The current hospital and nursing home, built in the early 1950s, are at 415 Oak St. in a residential neighborhood.
They will be replaced by a 25- to 30-bed acute care hospital and a 92- to 120-bed nursing home on a 30-acre campus.
Completion of the hospital and nursing home is expected by March 2005.
Thurlow said the hospital's decision to keep the $15 million project in Breckenridge was critical to the economic well-being of the city, which saw its population fall from 3,708 in 1993 to 3,539 by 2002.
"That's a real key to the city," Thurlow said of the hospital. "We're really happy they made the decision to stay in Breckenridge."
When St. Francis starts operating in its new location the city may play a role in finding a different use for the present hospital building, Thurlow said.
The old nursing home is to be torn down.
The city of Wahpeton built a large storm sewer system, holding pond and pump network last year to eliminate floodwater that may collect behind its dikes.
The city expects to complete that work this summer, but it will hold off on making improvements to its dike system until Breckenridge is ready to proceed with the same kind of work, said Jerry Lien, former city engineer and now a flood consultant for Wahpeton.

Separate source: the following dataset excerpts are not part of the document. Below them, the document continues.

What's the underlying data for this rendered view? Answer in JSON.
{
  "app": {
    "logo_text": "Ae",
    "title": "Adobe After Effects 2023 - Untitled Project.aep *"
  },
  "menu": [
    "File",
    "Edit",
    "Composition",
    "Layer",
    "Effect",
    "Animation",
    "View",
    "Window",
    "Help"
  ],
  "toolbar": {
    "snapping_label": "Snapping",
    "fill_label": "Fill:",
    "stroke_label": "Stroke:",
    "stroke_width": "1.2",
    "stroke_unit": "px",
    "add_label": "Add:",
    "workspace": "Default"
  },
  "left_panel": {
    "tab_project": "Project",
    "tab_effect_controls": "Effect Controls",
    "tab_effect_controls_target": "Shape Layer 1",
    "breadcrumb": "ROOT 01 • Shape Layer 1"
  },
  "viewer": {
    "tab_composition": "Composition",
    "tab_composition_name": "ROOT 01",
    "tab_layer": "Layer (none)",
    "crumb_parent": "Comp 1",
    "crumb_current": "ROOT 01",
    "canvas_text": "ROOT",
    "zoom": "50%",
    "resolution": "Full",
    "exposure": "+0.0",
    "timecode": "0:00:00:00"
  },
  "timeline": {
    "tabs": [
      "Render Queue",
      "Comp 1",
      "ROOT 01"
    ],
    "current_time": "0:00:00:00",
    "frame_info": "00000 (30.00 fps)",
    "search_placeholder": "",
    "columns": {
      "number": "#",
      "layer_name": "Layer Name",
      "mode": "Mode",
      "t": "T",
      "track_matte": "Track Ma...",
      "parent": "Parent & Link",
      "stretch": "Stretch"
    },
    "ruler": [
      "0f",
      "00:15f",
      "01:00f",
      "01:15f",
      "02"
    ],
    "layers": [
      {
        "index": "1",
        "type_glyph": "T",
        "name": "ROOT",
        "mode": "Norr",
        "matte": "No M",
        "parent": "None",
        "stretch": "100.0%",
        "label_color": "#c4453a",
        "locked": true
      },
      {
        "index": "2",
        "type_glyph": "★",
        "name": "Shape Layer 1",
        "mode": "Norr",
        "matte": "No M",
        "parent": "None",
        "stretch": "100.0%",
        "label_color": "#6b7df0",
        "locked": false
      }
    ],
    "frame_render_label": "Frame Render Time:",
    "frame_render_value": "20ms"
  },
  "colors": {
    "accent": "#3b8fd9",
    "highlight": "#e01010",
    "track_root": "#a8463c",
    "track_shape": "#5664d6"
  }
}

Lien said if one city moves quicker than the other on its dikes, it could heighten flooding problems for the neighboring city.
Wahpeton's dike improvements are expected to cost about $10.5 million. Most of the money is to come from the federal government and about $4.5 million has been secured, Lien said.
Although Breckenridge is no stranger to floods, many residents don't feel they'll be hit by another big one any time soon, said Lorenz, a real estate agent.
He said he recently sold a house to a retired couple who will soon move back to Breckenridge after having lived for a number of years in Texas.
Because of Breckenridge's flood-control efforts, Lorenz said the family felt confident enough to purchase a home next to the river that had water in the basement in 1997.
Another area resident, Tom Materi, said his faith in the city led him to purchase the Wilkin Restaurant two years ago.
"The diversion makes them (residents) feel better," Materi said.
"Some people say it's going to be 100 years before they use it. But who knows?"